Key practices illustrated:

• Log operation type, table, and key attributes (pk/sk) without dumping entire items to avoid PII or secret leakage.
• Include a correlation ID that can be propagated through downstream calls, enabling traceability across Chi routes and DynamoDB calls.
• Record outcome as a categorical value (found/not_found/updated/error) rather than raw data, reducing log sensitivity while preserving auditability.
• Capture timestamps and sanitize error messages to avoid leaking stack traces or internal paths.
• Structure logs as JSON to facilitate parsing by log aggregation tools and to support automated alerting on suspicious patterns (e.g., repeated not_found for adjacent IDs).

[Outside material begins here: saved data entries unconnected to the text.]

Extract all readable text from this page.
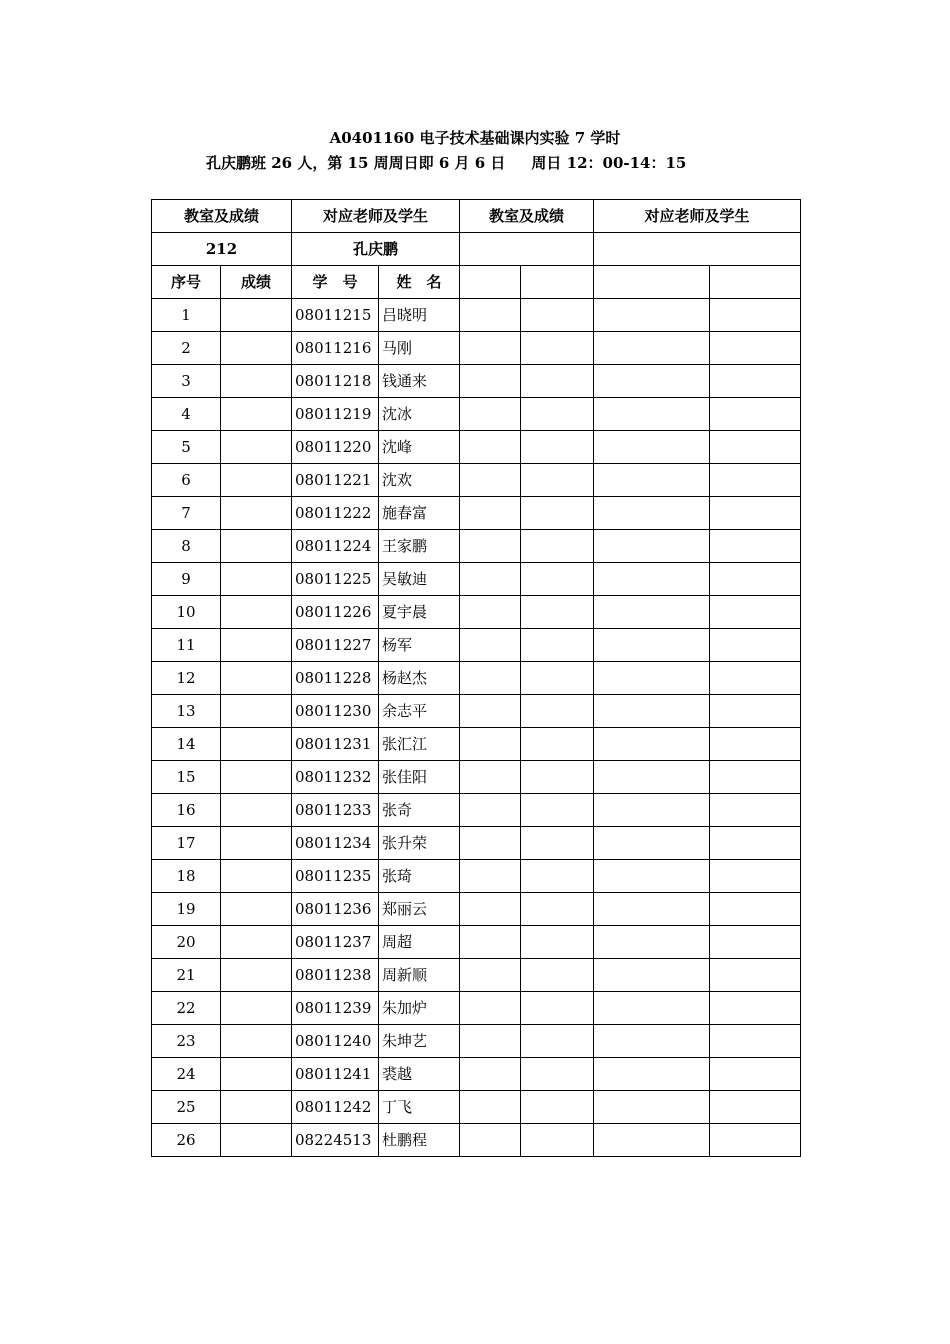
A0401160 电子技术基础课内实验 7 学时
孔庆鹏班 26 人，第 15 周周日即 6 月 6 日 周日 12：00-14：15
教室及成绩		对应老师及学生		教室及成绩		对应老师及学生	
212		孔庆鹏					
序号	成绩	学　号	姓　名				
1		08011215	吕晓明				
2		08011216	马刚				
3		08011218	钱通来				
4		08011219	沈冰				
5		08011220	沈峰				
6		08011221	沈欢				
7		08011222	施春富				
8		08011224	王家鹏				
9		08011225	吴敏迪				
10		08011226	夏宇晨				
11		08011227	杨军				
12		08011228	杨赵杰				
13		08011230	余志平				
14		08011231	张汇江				
15		08011232	张佳阳				
16		08011233	张奇				
17		08011234	张升荣				
18		08011235	张琦				
19		08011236	郑丽云				
20		08011237	周超				
21		08011238	周新顺				
22		08011239	朱加炉				
23		08011240	朱坤艺				
24		08011241	裘越				
25		08011242	丁飞				
26		08224513	杜鹏程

For LLM endpoints backed by DynamoDB, ensure that inference requests and responses are also logged with sanitized prompts and outputs, excluding any PII or API keys. middleBrick can validate that your endpoints emit sufficient observability signals and map findings to frameworks like OWASP API Top 10 and compliance regimes, guiding prioritization of logging improvements without claiming to automatically remediate issues.